On the top floor the man in the overcoat was saying: “Get back to your rooms, the lot of you. Move along now. Do what you’re told.” And a voice, Tinkerton’s: “I’m going to my lady.”
“You’re doing what you’re told. Into your rooms, now, all of you. I’ll see you later.”
“You can’t lock me out.”
“I have locked you out.Stand aside, if you please.”
The man in the overcoat came downstairs.
“Where’s my patient?” said the nurse. “I must get to my patient.”
“You’re too late,” said the man, and to Henry: “You two come along with me, sir. I’m going to the telephone.”
They followed him to a small study on the second landing. He sat down to a desk and dialled Whitehall 1212. His fingers shook and his mouth looked stiff.
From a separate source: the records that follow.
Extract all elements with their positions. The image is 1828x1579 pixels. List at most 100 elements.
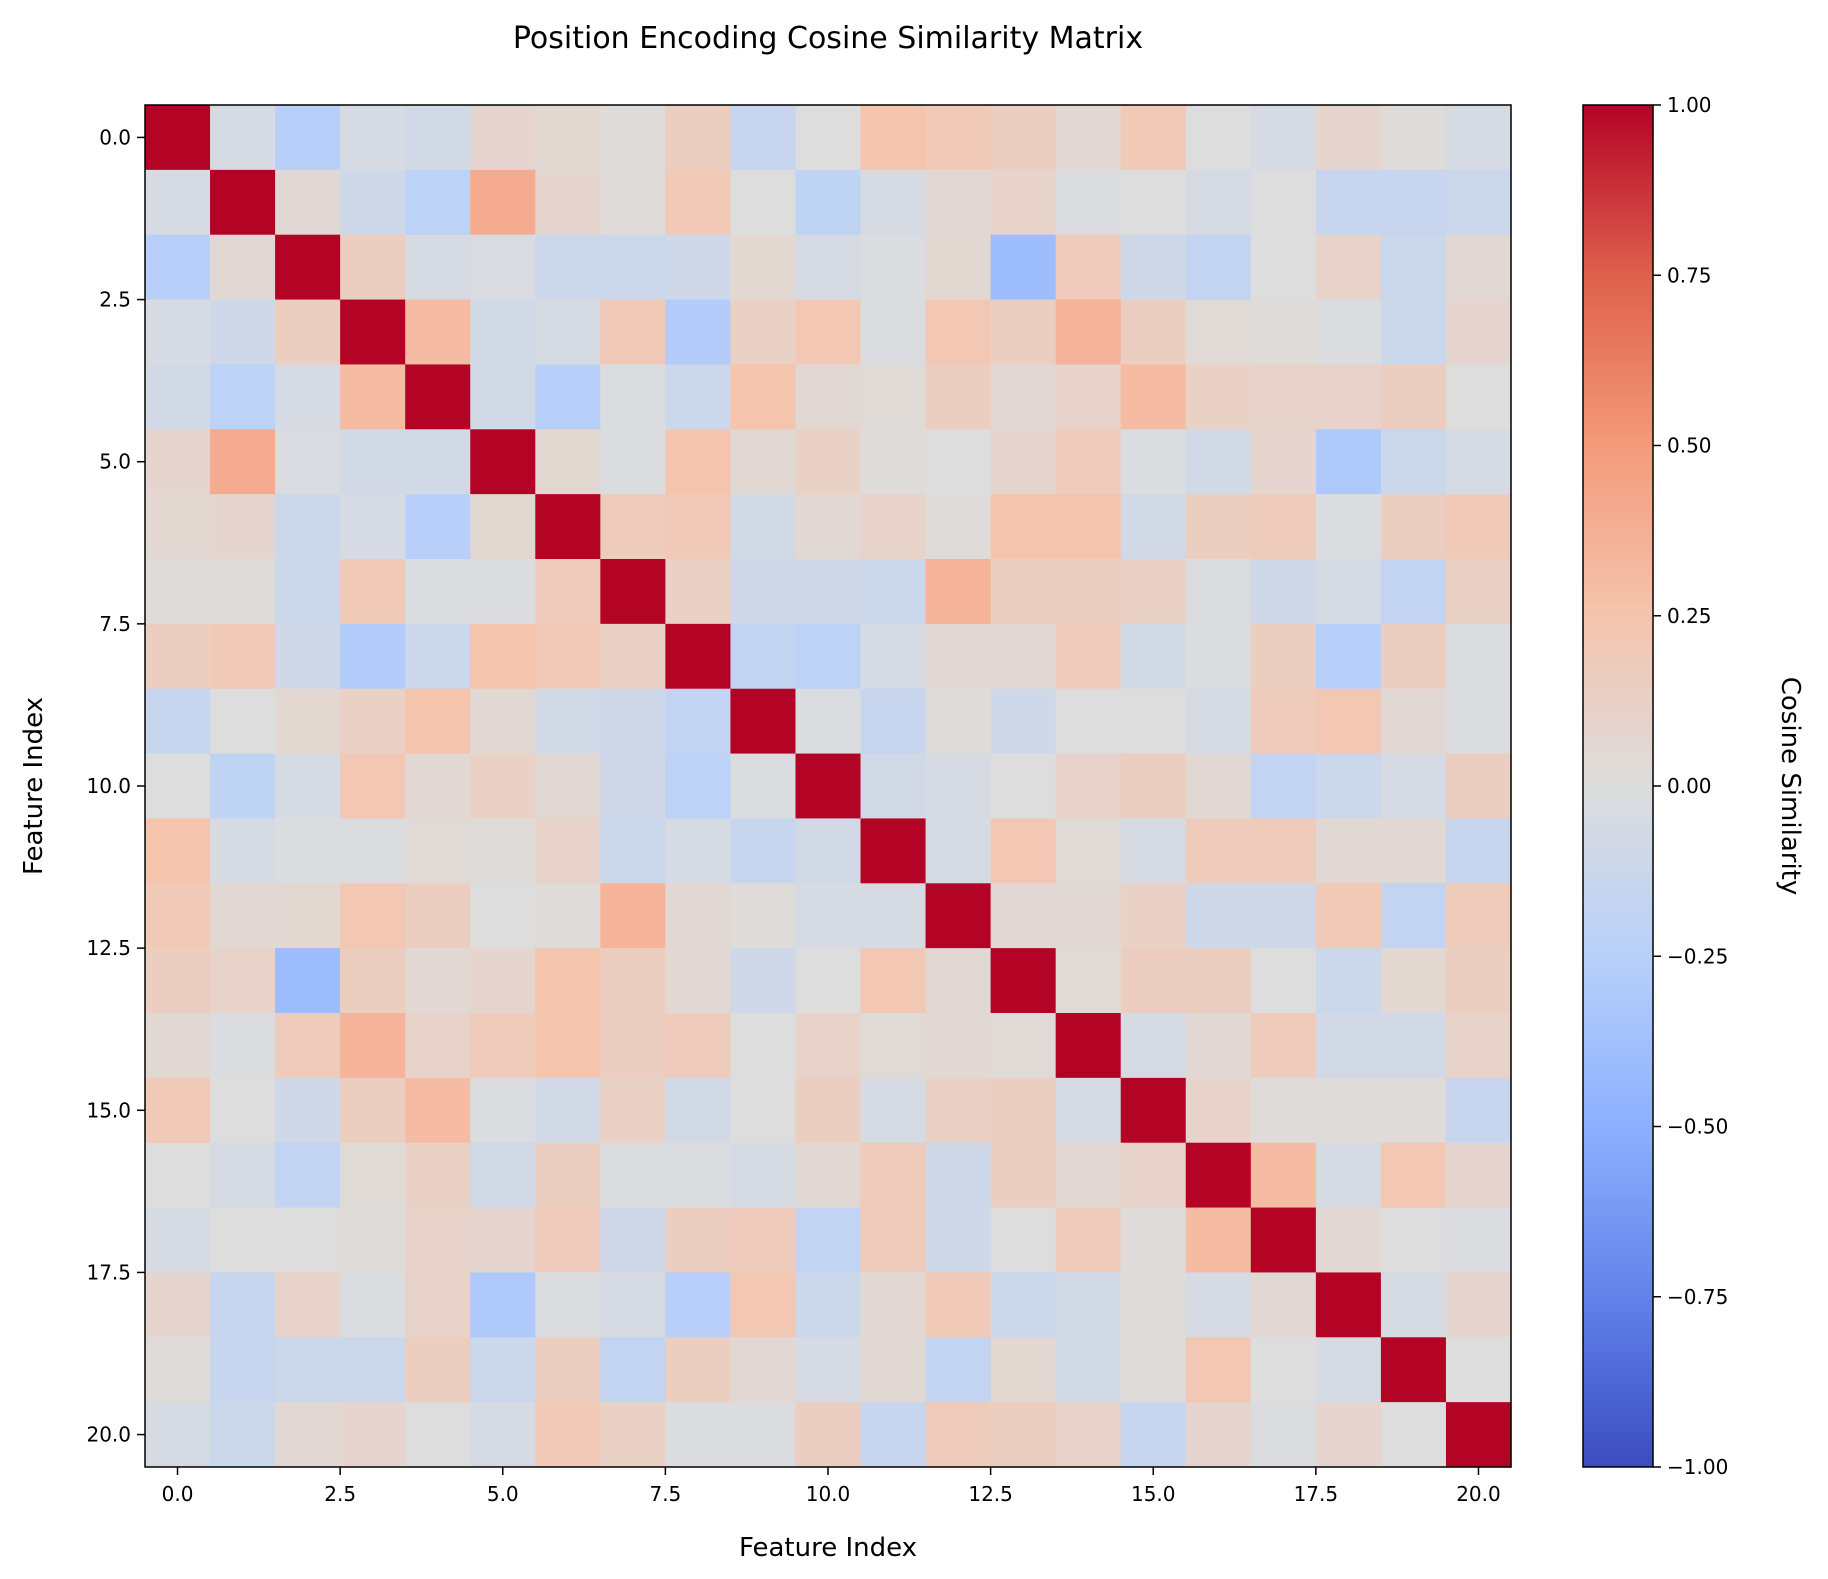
heatmap-cell bbox=[275, 1402, 341, 1468]
heatmap-cell bbox=[1055, 299, 1122, 366]
heatmap-cell bbox=[1185, 429, 1252, 495]
heatmap-cell bbox=[795, 364, 862, 430]
heatmap-cell bbox=[665, 948, 732, 1014]
heatmap-cell bbox=[860, 818, 927, 884]
heatmap-cell bbox=[1250, 429, 1317, 495]
heatmap-cell bbox=[210, 559, 276, 625]
heatmap-cell bbox=[1055, 753, 1122, 820]
heatmap-cell bbox=[145, 948, 211, 1014]
heatmap-cell bbox=[1315, 1077, 1382, 1144]
heatmap-cell bbox=[340, 623, 406, 690]
heatmap-cell bbox=[275, 818, 341, 884]
heatmap-cell bbox=[210, 623, 276, 690]
heatmap-cell bbox=[665, 1142, 732, 1209]
heatmap-cell bbox=[1315, 883, 1382, 949]
heatmap-cell bbox=[1315, 105, 1382, 171]
heatmap-cell bbox=[340, 1142, 406, 1209]
heatmap-cell bbox=[145, 559, 211, 625]
heatmap-cell bbox=[1055, 105, 1122, 171]
heatmap-cell bbox=[340, 429, 406, 495]
colorbar-label: Cosine Similarity bbox=[1775, 677, 1805, 896]
heatmap-cell bbox=[600, 1402, 666, 1468]
heatmap-cell bbox=[665, 299, 732, 366]
heatmap-cell bbox=[1250, 688, 1317, 755]
heatmap-cell bbox=[275, 1272, 341, 1338]
heatmap-cell bbox=[600, 105, 666, 171]
heatmap-cell bbox=[730, 105, 797, 171]
heatmap-cell bbox=[1185, 623, 1252, 690]
heatmap-cell bbox=[210, 753, 276, 820]
heatmap-cell bbox=[1185, 1207, 1252, 1274]
heatmap-cell bbox=[1445, 299, 1512, 366]
heatmap-cell bbox=[405, 1142, 471, 1209]
heatmap-cell bbox=[275, 1207, 341, 1274]
heatmap-cell bbox=[1380, 105, 1447, 171]
heatmap-cell bbox=[1250, 559, 1317, 625]
heatmap-cell bbox=[470, 1337, 536, 1403]
heatmap-cell bbox=[730, 818, 797, 884]
heatmap-cell bbox=[1445, 1272, 1512, 1338]
x-tick-label: 15.0 bbox=[1131, 1482, 1176, 1506]
heatmap-cell bbox=[405, 688, 471, 755]
heatmap-cell bbox=[860, 948, 927, 1014]
heatmap-cell bbox=[535, 234, 601, 301]
heatmap-cell bbox=[795, 818, 862, 884]
heatmap-cell bbox=[340, 948, 406, 1014]
heatmap-cell bbox=[1185, 494, 1252, 560]
heatmap-cell bbox=[1055, 429, 1122, 495]
heatmap-cell bbox=[210, 169, 276, 236]
heatmap-cell bbox=[1250, 1077, 1317, 1144]
heatmap-cell bbox=[990, 429, 1057, 495]
chart-title: Position Encoding Cosine Similarity Matr… bbox=[513, 21, 1143, 56]
heatmap-cell bbox=[600, 299, 666, 366]
heatmap-cell bbox=[795, 1077, 862, 1144]
heatmap-cell bbox=[340, 688, 406, 755]
heatmap-cell bbox=[535, 1272, 601, 1338]
heatmap-cell bbox=[405, 1272, 471, 1338]
heatmap-cell bbox=[1250, 948, 1317, 1014]
heatmap-cell bbox=[340, 883, 406, 949]
heatmap-cell bbox=[990, 234, 1057, 301]
heatmap-cell bbox=[1315, 818, 1382, 884]
heatmap-cell bbox=[730, 948, 797, 1014]
heatmap-cell bbox=[1185, 688, 1252, 755]
heatmap-cell bbox=[340, 753, 406, 820]
heatmap-cell bbox=[600, 818, 666, 884]
heatmap-cell bbox=[1445, 948, 1512, 1014]
heatmap-cell bbox=[665, 105, 732, 171]
heatmap-cell bbox=[860, 559, 927, 625]
heatmap-cell bbox=[275, 623, 341, 690]
heatmap-cell bbox=[1055, 1402, 1122, 1468]
heatmap-cell bbox=[925, 1402, 992, 1468]
heatmap-cell bbox=[210, 429, 276, 495]
heatmap-cell bbox=[470, 753, 536, 820]
heatmap-cell bbox=[600, 883, 666, 949]
heatmap-cell bbox=[405, 364, 471, 430]
heatmap-cell bbox=[1445, 559, 1512, 625]
heatmap-cell bbox=[340, 559, 406, 625]
heatmap-cell bbox=[1185, 948, 1252, 1014]
heatmap-cell bbox=[1250, 1337, 1317, 1403]
heatmap-cell bbox=[600, 753, 666, 820]
heatmap-cell bbox=[145, 1337, 211, 1403]
heatmap-cell bbox=[730, 623, 797, 690]
heatmap-cell bbox=[795, 1337, 862, 1403]
heatmap-cell bbox=[535, 948, 601, 1014]
heatmap-cell bbox=[1380, 364, 1447, 430]
heatmap-cell bbox=[1250, 105, 1317, 171]
heatmap-cell bbox=[145, 494, 211, 560]
heatmap-cell bbox=[860, 1207, 927, 1274]
heatmap-cell bbox=[340, 299, 406, 366]
heatmap-cell bbox=[925, 559, 992, 625]
y-axis-label: Feature Index bbox=[19, 697, 49, 875]
heatmap-cell bbox=[470, 1142, 536, 1209]
heatmap-cell bbox=[470, 234, 536, 301]
heatmap-cell bbox=[1055, 169, 1122, 236]
heatmap-cell bbox=[275, 1077, 341, 1144]
heatmap-cell bbox=[795, 105, 862, 171]
heatmap-cell bbox=[1445, 1207, 1512, 1274]
heatmap-cell bbox=[1120, 169, 1187, 236]
heatmap-cell bbox=[1185, 105, 1252, 171]
heatmap-cell bbox=[1120, 364, 1187, 430]
heatmap-cell bbox=[405, 169, 471, 236]
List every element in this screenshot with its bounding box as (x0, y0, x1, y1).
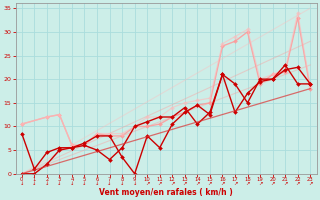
X-axis label: Vent moyen/en rafales ( km/h ): Vent moyen/en rafales ( km/h ) (99, 188, 233, 197)
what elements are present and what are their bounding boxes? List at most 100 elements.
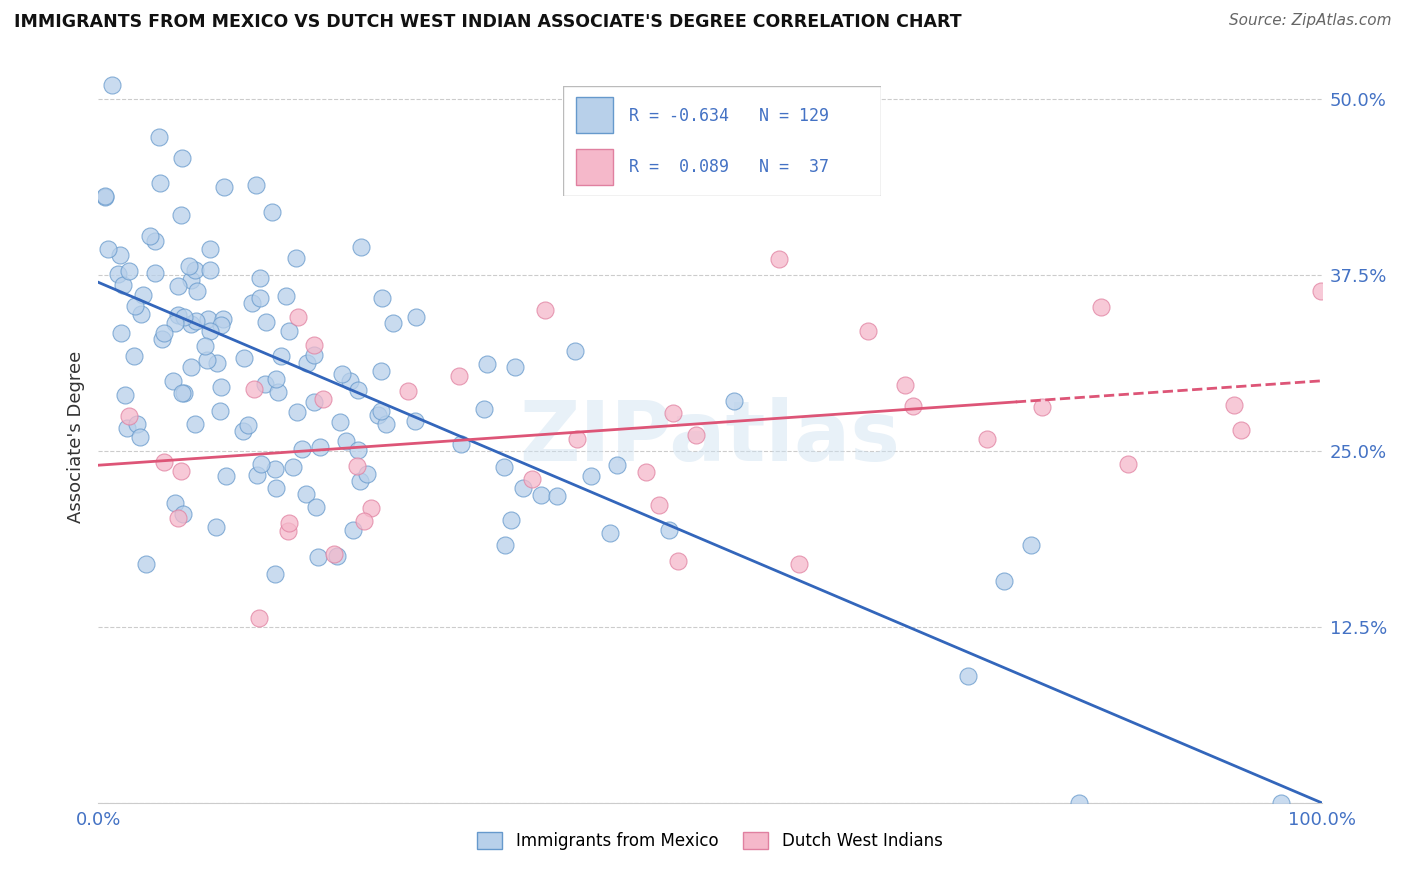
Point (211, 312, 233, 326)
Point (163, 496, 186, 510)
Point (287, 310, 309, 325)
Point (266, 372, 288, 386)
Point (404, 414, 426, 428)
Point (246, 468, 269, 483)
Point (685, 428, 707, 442)
Point (249, 271, 271, 285)
Point (163, 316, 186, 330)
Point (285, 251, 308, 265)
Point (150, 332, 173, 346)
Point (533, 303, 555, 318)
Point (107, 267, 129, 281)
Point (291, 442, 314, 456)
Text: ZIPatlas: ZIPatlas (520, 397, 900, 477)
Point (172, 507, 194, 521)
Point (108, 247, 131, 261)
Point (976, 432, 998, 446)
Point (124, 349, 146, 363)
Point (124, 299, 146, 313)
Point (648, 498, 671, 512)
Point (209, 318, 232, 332)
Point (93, 188, 115, 202)
Point (266, 384, 288, 399)
Point (232, 351, 254, 365)
Point (170, 208, 193, 222)
Point (278, 516, 301, 530)
Point (243, 382, 266, 396)
Point (564, 344, 586, 359)
Point (285, 405, 308, 419)
Point (503, 360, 526, 375)
Point (145, 234, 167, 248)
Point (249, 457, 271, 471)
Point (787, 558, 810, 572)
Point (184, 314, 207, 328)
Point (1021, 538, 1043, 552)
Point (326, 549, 349, 563)
Point (205, 520, 228, 534)
Point (232, 424, 254, 438)
Point (179, 260, 201, 274)
Legend: Immigrants from Mexico, Dutch West Indians: Immigrants from Mexico, Dutch West India… (471, 825, 949, 856)
Point (207, 356, 229, 370)
Point (125, 417, 148, 431)
Point (349, 474, 371, 488)
Point (180, 318, 202, 332)
Point (450, 437, 472, 451)
Point (304, 348, 326, 362)
Point (93, 190, 115, 204)
Point (658, 524, 681, 538)
Point (1090, 300, 1112, 314)
Point (118, 409, 141, 423)
Point (599, 526, 621, 541)
Point (200, 263, 222, 277)
Point (581, 469, 603, 483)
Point (195, 353, 218, 368)
Text: Source: ZipAtlas.com: Source: ZipAtlas.com (1229, 13, 1392, 29)
Point (546, 489, 568, 503)
Point (245, 178, 267, 192)
Point (302, 395, 325, 409)
Point (353, 514, 375, 528)
Point (382, 316, 405, 330)
Point (1067, 796, 1090, 810)
Point (342, 523, 364, 537)
Point (339, 374, 361, 388)
Point (346, 384, 368, 398)
Point (499, 513, 522, 527)
Point (277, 524, 299, 539)
Point (208, 404, 231, 418)
Point (153, 455, 176, 469)
Point (993, 574, 1015, 588)
Point (606, 458, 628, 472)
Point (264, 461, 287, 475)
Point (530, 487, 553, 501)
Point (200, 324, 222, 338)
Point (173, 310, 195, 325)
Point (254, 315, 277, 329)
Point (97, 242, 120, 256)
Point (494, 538, 516, 552)
Point (167, 309, 190, 323)
Point (662, 406, 685, 420)
Point (396, 384, 419, 399)
Y-axis label: Associate's Degree: Associate's Degree (66, 351, 84, 524)
Point (240, 296, 263, 310)
Point (335, 434, 357, 449)
Point (194, 339, 217, 353)
Point (281, 460, 304, 475)
Point (567, 432, 589, 446)
Point (184, 263, 207, 277)
Point (374, 417, 396, 432)
Point (295, 487, 318, 501)
Point (512, 482, 534, 496)
Point (723, 393, 745, 408)
Point (101, 78, 124, 93)
Point (186, 284, 208, 298)
Point (167, 279, 190, 293)
Point (370, 364, 392, 378)
Point (170, 464, 193, 478)
Point (277, 324, 299, 338)
Point (264, 566, 287, 581)
Point (115, 420, 138, 434)
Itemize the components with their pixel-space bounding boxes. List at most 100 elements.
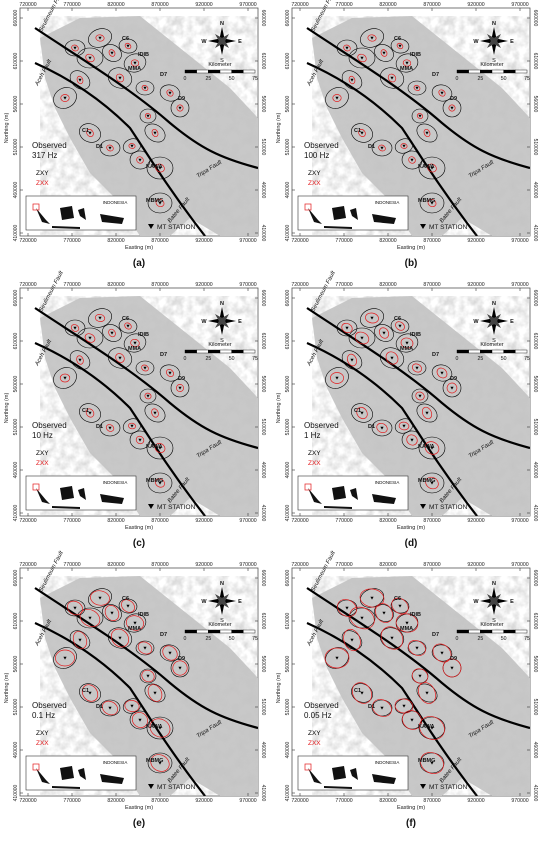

“… Campbell here on duty at 24 Brummell Street. Mr. Alleyn, please. What’s that? On his way? Right. There’s been a fatality here. We’ll want the divisional surgeon quick. Get him, will you, I’m single-handed.”
He replaced the receiver.
“Look here,” said Henry violently. “What was she doing? You can’t drag us around like a brace of dummies and tell us nothing. What’s happened? What’s this fatality?”
The man Campbell bit his fingers and stared at Henry.
“Who locked the door of the room where the body is?” he demanded.
“ I didn’t,” said Henry.
“But you knew it was locked, sir?”
“Of course I did. I heard a damned ghastly noise in the room and went down to investigate. What’s happened upstairs?”
The man seemed to weigh something in his mind and come to a decision. “Come and see,” he said.
They seemed to have forgotten Roberta but she followed them up the long stairs. On the next landing they picked up the nurse and went on to the top floor, a strange procession. The nurse and Campbell had a torch and Henry his candle. The top landing gave on to a narrow passage. The detective opened the first door. The Moffatts, two girls, and Tinkerton, fantastic in their night-clothes, were huddled round a candle.